When Murray Rothbard’s America’s Great Depression first appeared in print in 1963, the economics profession was still completely dominated by the Keynesian Revolution that began in the 1930s. Rothbard, instead, employed the “Austrian” approach to money and the business cycle to explain the causes for the Great Depression, and to analyze the misguided and counterproductive policies that were followed in the early 1930s, which, in fact, only intensified and prolonged the economic downturn.
To many of the economists in the early 1960s, Rothbard’s “Austrian” approach seemed out-of-step with the then generally accepted textbook, macroeconomic approach that focused on a highly “aggregate” analysis of economic changes and fluctuations on general output and employment as a whole. There was also the widely held presumption that governments could easily maintain economy-wide growth and stability through the use of a variety of monetary and fiscal policy tools.

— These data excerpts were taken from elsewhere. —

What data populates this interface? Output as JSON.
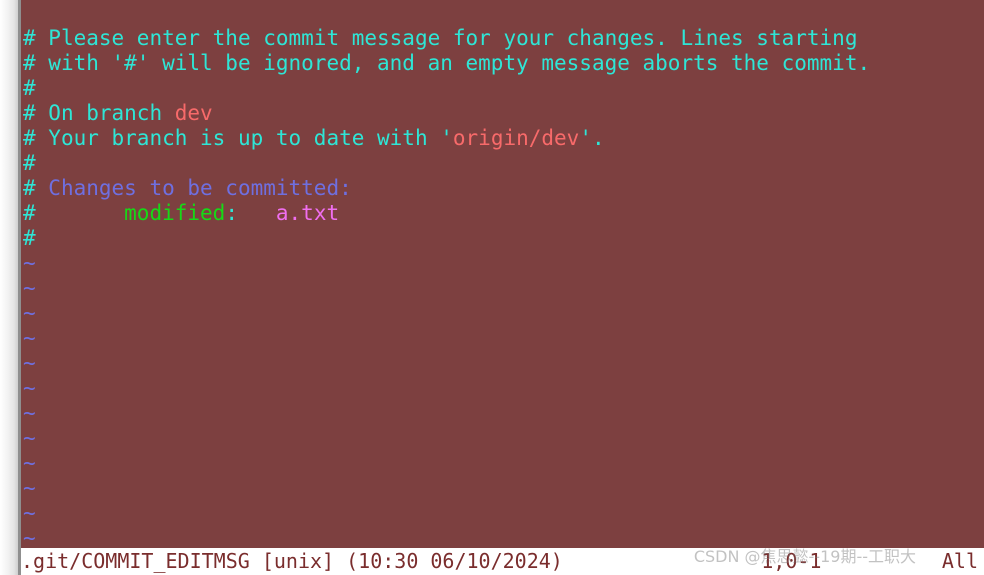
{
  "editor": {
    "background_color": "#7d4040",
    "lines": [
      {
        "segments": [
          {
            "text": "#",
            "color": "cyan"
          },
          {
            "text": " Please enter the commit message for your changes. Lines starting",
            "color": "cyan"
          }
        ]
      },
      {
        "segments": [
          {
            "text": "#",
            "color": "cyan"
          },
          {
            "text": " with '#' will be ignored, and an empty message aborts the commit.",
            "color": "cyan"
          }
        ]
      },
      {
        "segments": [
          {
            "text": "#",
            "color": "cyan"
          }
        ]
      },
      {
        "segments": [
          {
            "text": "#",
            "color": "cyan"
          },
          {
            "text": " On branch ",
            "color": "cyan"
          },
          {
            "text": "dev",
            "color": "salmon"
          }
        ]
      },
      {
        "segments": [
          {
            "text": "#",
            "color": "cyan"
          },
          {
            "text": " Your branch is up to date with '",
            "color": "cyan"
          },
          {
            "text": "origin/dev",
            "color": "salmon"
          },
          {
            "text": "'.",
            "color": "cyan"
          }
        ]
      },
      {
        "segments": [
          {
            "text": "#",
            "color": "cyan"
          }
        ]
      },
      {
        "segments": [
          {
            "text": "#",
            "color": "cyan"
          },
          {
            "text": " Changes to be committed:",
            "color": "blue"
          }
        ]
      },
      {
        "segments": [
          {
            "text": "#",
            "color": "cyan"
          },
          {
            "text": "       modified",
            "color": "green"
          },
          {
            "text": ":",
            "color": "cyan"
          },
          {
            "text": "   a.txt",
            "color": "magenta"
          }
        ]
      },
      {
        "segments": [
          {
            "text": "#",
            "color": "cyan"
          }
        ]
      }
    ],
    "empty_line_marker": "~",
    "empty_line_count": 13
  },
  "statusbar": {
    "file_info": ".git/COMMIT_EDITMSG [unix] (10:30 06/10/2024)",
    "cursor_position": "1,0-1",
    "scroll_position": "All",
    "right_text": "1,0-1          All"
  },
  "watermark": {
    "text": "CSDN @焦思懿--19期--工职大"
  }
}
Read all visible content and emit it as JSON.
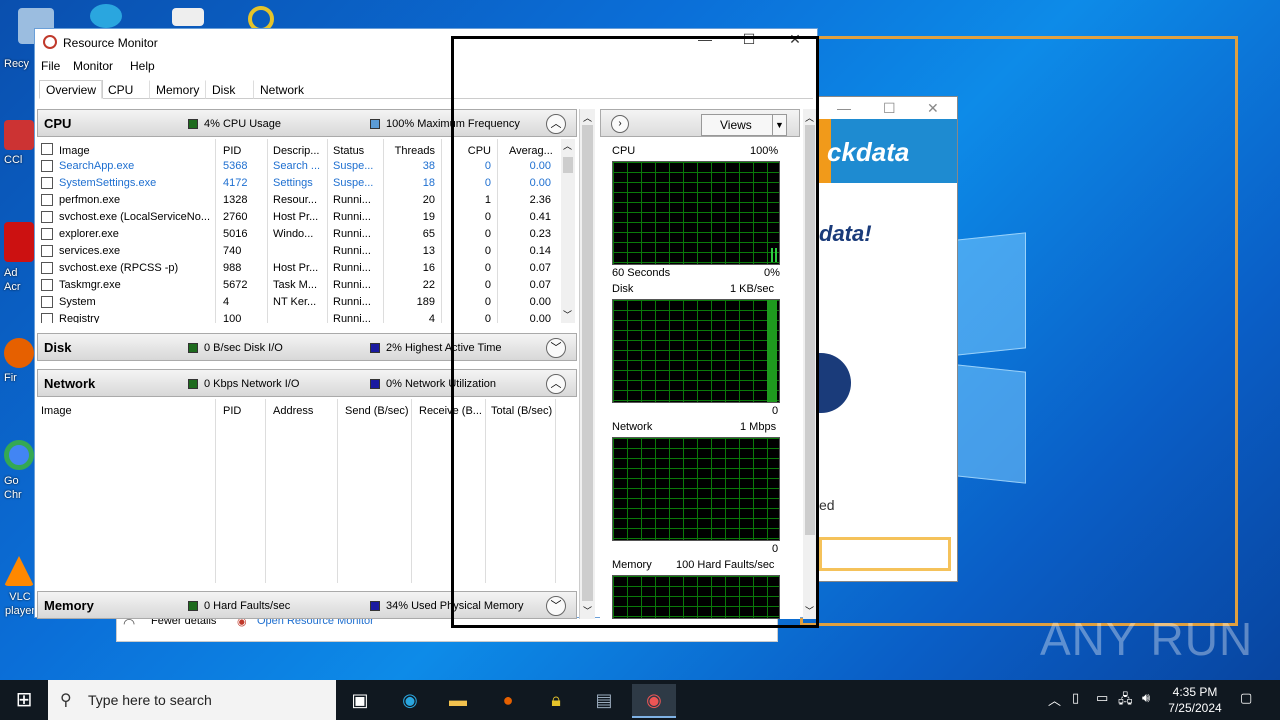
{
  "desktop": {
    "icons": [
      {
        "label": "Recy",
        "color": "#9bbde0"
      },
      {
        "label": "CCl",
        "color": "#c33"
      },
      {
        "label": "Ad\nAcr",
        "color": "#c11"
      },
      {
        "label": "Fir",
        "color": "#e66000"
      },
      {
        "label": "Go\nChr",
        "color": "#4285f4"
      },
      {
        "label": "VLC\nplayer",
        "color": "#f80"
      }
    ],
    "watermark": "ANY RUN"
  },
  "bgapp": {
    "brand": "ckdata",
    "headline": "data!",
    "text": "ed"
  },
  "window": {
    "title": "Resource Monitor",
    "minimize": "—",
    "maximize": "☐",
    "close": "✕",
    "menu": [
      "File",
      "Monitor",
      "Help"
    ],
    "tabs": [
      "Overview",
      "CPU",
      "Memory",
      "Disk",
      "Network"
    ],
    "active_tab": "Overview"
  },
  "cpu_section": {
    "name": "CPU",
    "usage": "4% CPU Usage",
    "usage_color": "#1e6b1e",
    "frequency": "100% Maximum Frequency",
    "frequency_color": "#5b9bd5",
    "columns": [
      "Image",
      "PID",
      "Descrip...",
      "Status",
      "Threads",
      "CPU",
      "Averag..."
    ],
    "rows": [
      {
        "image": "SearchApp.exe",
        "pid": "5368",
        "desc": "Search ...",
        "status": "Suspe...",
        "threads": "38",
        "cpu": "0",
        "avg": "0.00",
        "suspended": true
      },
      {
        "image": "SystemSettings.exe",
        "pid": "4172",
        "desc": "Settings",
        "status": "Suspe...",
        "threads": "18",
        "cpu": "0",
        "avg": "0.00",
        "suspended": true
      },
      {
        "image": "perfmon.exe",
        "pid": "1328",
        "desc": "Resour...",
        "status": "Runni...",
        "threads": "20",
        "cpu": "1",
        "avg": "2.36",
        "suspended": false
      },
      {
        "image": "svchost.exe (LocalServiceNo...",
        "pid": "2760",
        "desc": "Host Pr...",
        "status": "Runni...",
        "threads": "19",
        "cpu": "0",
        "avg": "0.41",
        "suspended": false
      },
      {
        "image": "explorer.exe",
        "pid": "5016",
        "desc": "Windo...",
        "status": "Runni...",
        "threads": "65",
        "cpu": "0",
        "avg": "0.23",
        "suspended": false
      },
      {
        "image": "services.exe",
        "pid": "740",
        "desc": "",
        "status": "Runni...",
        "threads": "13",
        "cpu": "0",
        "avg": "0.14",
        "suspended": false
      },
      {
        "image": "svchost.exe (RPCSS -p)",
        "pid": "988",
        "desc": "Host Pr...",
        "status": "Runni...",
        "threads": "16",
        "cpu": "0",
        "avg": "0.07",
        "suspended": false
      },
      {
        "image": "Taskmgr.exe",
        "pid": "5672",
        "desc": "Task M...",
        "status": "Runni...",
        "threads": "22",
        "cpu": "0",
        "avg": "0.07",
        "suspended": false
      },
      {
        "image": "System",
        "pid": "4",
        "desc": "NT Ker...",
        "status": "Runni...",
        "threads": "189",
        "cpu": "0",
        "avg": "0.00",
        "suspended": false
      },
      {
        "image": "Registry",
        "pid": "100",
        "desc": "",
        "status": "Runni...",
        "threads": "4",
        "cpu": "0",
        "avg": "0.00",
        "suspended": false
      }
    ]
  },
  "disk_section": {
    "name": "Disk",
    "io": "0 B/sec Disk I/O",
    "io_color": "#1e6b1e",
    "active": "2% Highest Active Time",
    "active_color": "#1a1aa0"
  },
  "network_section": {
    "name": "Network",
    "io": "0 Kbps Network I/O",
    "io_color": "#1e6b1e",
    "util": "0% Network Utilization",
    "util_color": "#1a1aa0",
    "columns": [
      "Image",
      "PID",
      "Address",
      "Send (B/sec)",
      "Receive (B...",
      "Total (B/sec)"
    ]
  },
  "memory_section": {
    "name": "Memory",
    "faults": "0 Hard Faults/sec",
    "faults_color": "#1e6b1e",
    "used": "34% Used Physical Memory",
    "used_color": "#1a1aa0"
  },
  "graphs": {
    "views_label": "Views",
    "cpu": {
      "label": "CPU",
      "max": "100%",
      "footer_left": "60 Seconds",
      "footer_right": "0%"
    },
    "disk": {
      "label": "Disk",
      "max": "1 KB/sec",
      "footer_right": "0"
    },
    "network": {
      "label": "Network",
      "max": "1 Mbps",
      "footer_right": "0"
    },
    "memory": {
      "label": "Memory",
      "max": "100 Hard Faults/sec"
    }
  },
  "behind_window": {
    "fewer_details": "Fewer details",
    "open_rm": "Open Resource Monitor"
  },
  "taskbar": {
    "search_placeholder": "Type here to search",
    "time": "4:35 PM",
    "date": "7/25/2024"
  }
}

Mises, Hayek and the Austrian Theory of Money and the Business Cycle
However, in the early and middle years of the 1930s, the Austrian explanation of the Great Depression was at the forefront of the theoretical and policy debates of the time. Ludwig von Mises (1881-1973), first developed this “Austrian” theory of the causes of inflations and depressions in his book, The Theory of Money and Credit (1912; 2nd revised ed., 1924) and then in his monograph, Monetary Stabilization and Cyclical Policy (1928).
But its international recognition and role in the business cycle debates and controversies in the 1930s were particularly due to Friedrich A. Hayek’s (1899-1992) version of the theory as presented in his works, Prices and Production (1932) Monetary Theory and the Trade Cycle (1933), and Profits, Interest and Investment (1939). A professor of economics at the London School of Economics throughout the 1930s and 1940s, Hayek was, at the time, considered by many to be the main competitor against John Maynard Keynes’s “New Economics” that emerged out of Keynes’s 1936 book, The General Theory of Employment, Interest and Money.